Consequently, the damage bill resulting from extreme weather events has been increasing rapidly in the last few decades in both economic and social terms.
This trend is set to continue. In south-east Queensland the number of dwellings at risk from a 1-in-100 year storm tide is expected to nearly double by 2030 based on current development patterns.
Most of this increased risk is from a rapidly growing population occupying vulnerable areas though a small amount of the increased exposure is due to the modest amount of sea-level-rise expected by 2030.
However, as you move further and further into this century, sea-level-rise is projected to account for an increasing proportion of the risk from inundation.
The risks are not just at the water's edge. As the urban footprint expands into the peri-urban fringe, more people in Australia are living in areas vulnerable to bushfire in Australia. With an increasing trend in extreme temperatures, this vulnerability is only going to escalate, especially in regions such as south-west Western Australia that is experiencing a long-term drying trend.
This all points to the need for better planning and design for infrastructure and housing so we can adapt where and how we build. As our information base builds, we are able to assemble a much clearer picture - at the scale of individual properties - of the vulnerability to events, such as riverine flooding or inundation from the sea.
Much of this information is available now and can be used to better inform planning decisions on where we build and where limiting developments in vulnerable areas may be a better option - because as the old adage suggests, prevention is better than cure. Unfortunately for established settlements in vulnerable locations – like New York - dealing with the consequences of extreme events enters the realm of "wicked problems".
For those who have been devastated by an extreme event that severely damages or destroys their home, the decision whether to rebuild or relocate is a challenging and emotive issue.

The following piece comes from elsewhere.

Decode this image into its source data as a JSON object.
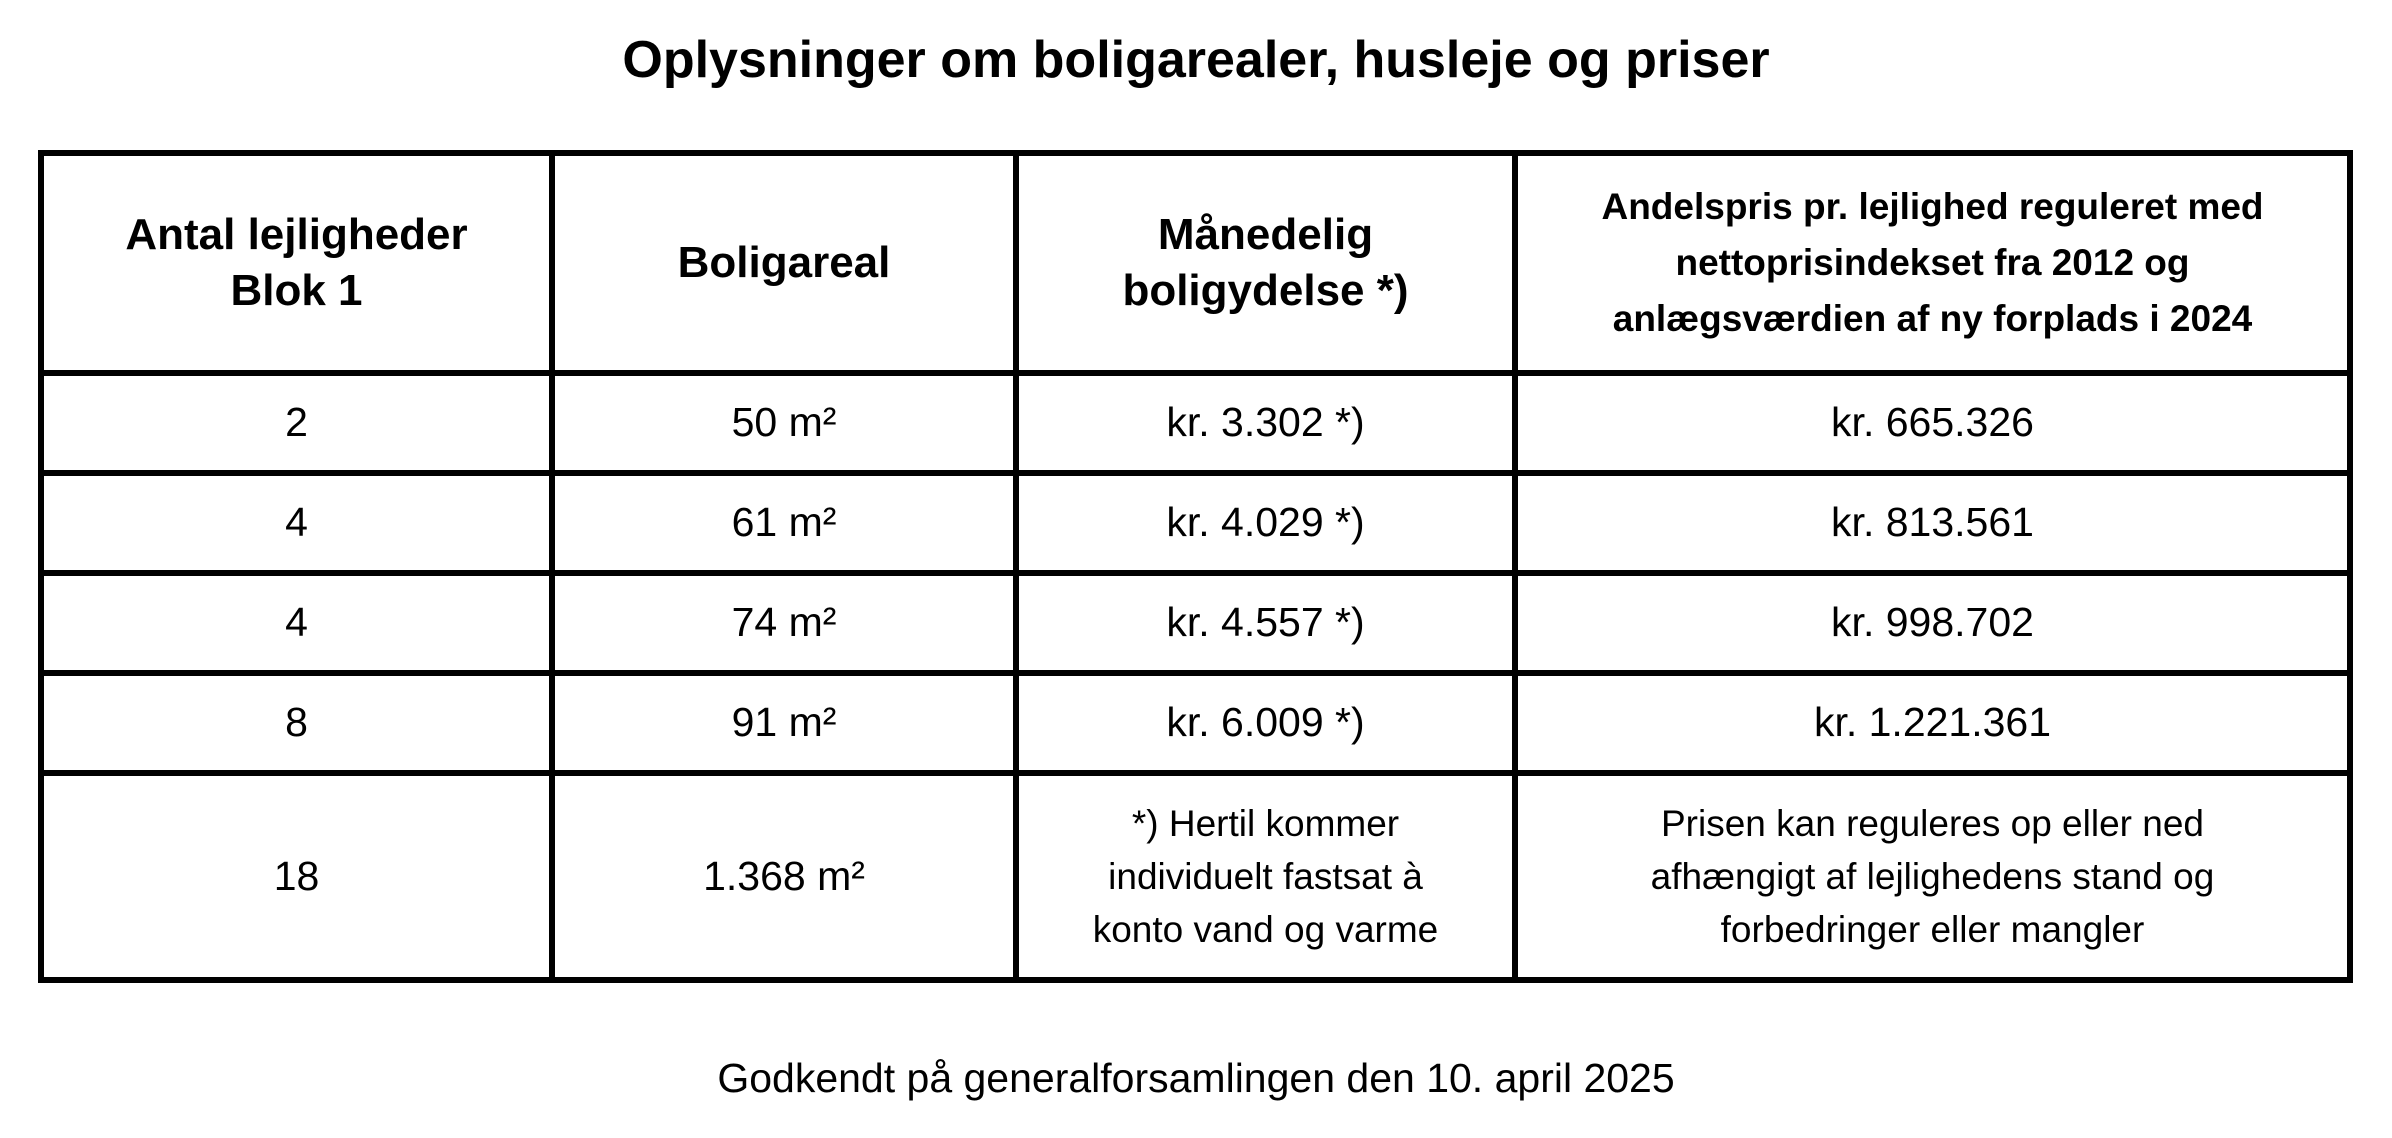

That doesn't mean we should shirk our responsibilities at the policy level in making some tough calls for the long-term benefit and safety of our community.
There is considerable scope for innovation in adapting house and infrastructure design, the construction materials used, and engineering standards to better withstand extreme weather events.
We have already seen the benefits of the cyclone building code with research undertaken by James Cook University showing only a small percentage of buildings constructed under the current code sustaining any significant roof damage in Cyclone Yasi.
Although there is likely to be resistance from some quarters there is evidence that suggests extending the cyclone building code further down the coast into south-east Queensland makes economic sense in the longer term, even in today's vulnerability to extreme wind events.
Given extreme storm events are projected to become more intense in the future, this would appear to be a "low regrets" decision that characterises sound adaptation planning. This is especially so when the high cost of retrofitting already established buildings and houses is considered, if indeed it can be done at all.
Large-scale engineering solutions for protection are more contested. While levee banks have protected a number of our regional towns, and dams can mitigate flood events, inevitably, there are economic, social and environmental trade-offs with engineering works, and community consensus can be difficult to achieve.
Despite these challenges driving continued innovation in the design and application of engineering options will have real benefits.
There are also alternatives to large-scale engineering solutions to protect settlements and infrastructure, especially in coastal areas.
Using ecosystems to buffer some of the impacts of extreme events, such as storm surges, can be beneficial. Coastal ecosystems, such as mangroves and wetlands, can dissipate much of the energy associated with storm tide events.
In the US these storm protection services have been valued at over $US23 billion ($22 billion) per year in terms of costs avoided to settlements and infrastructure.
There are many "no regrets" and "low regrets" actions we can take that will help us in managing the impacts of today's extreme events and which also take us some way to adapting to a future where the frequency and intensity of extreme events is likely to change.
The key is to not let uncertainty - or politics - be an excuse for inaction on responding to the climate impacts of today and the risks into the future. Rather it should be a catalyst for action, because if we avoid making decisions in the face of uncertainty either our generation or the next will pay.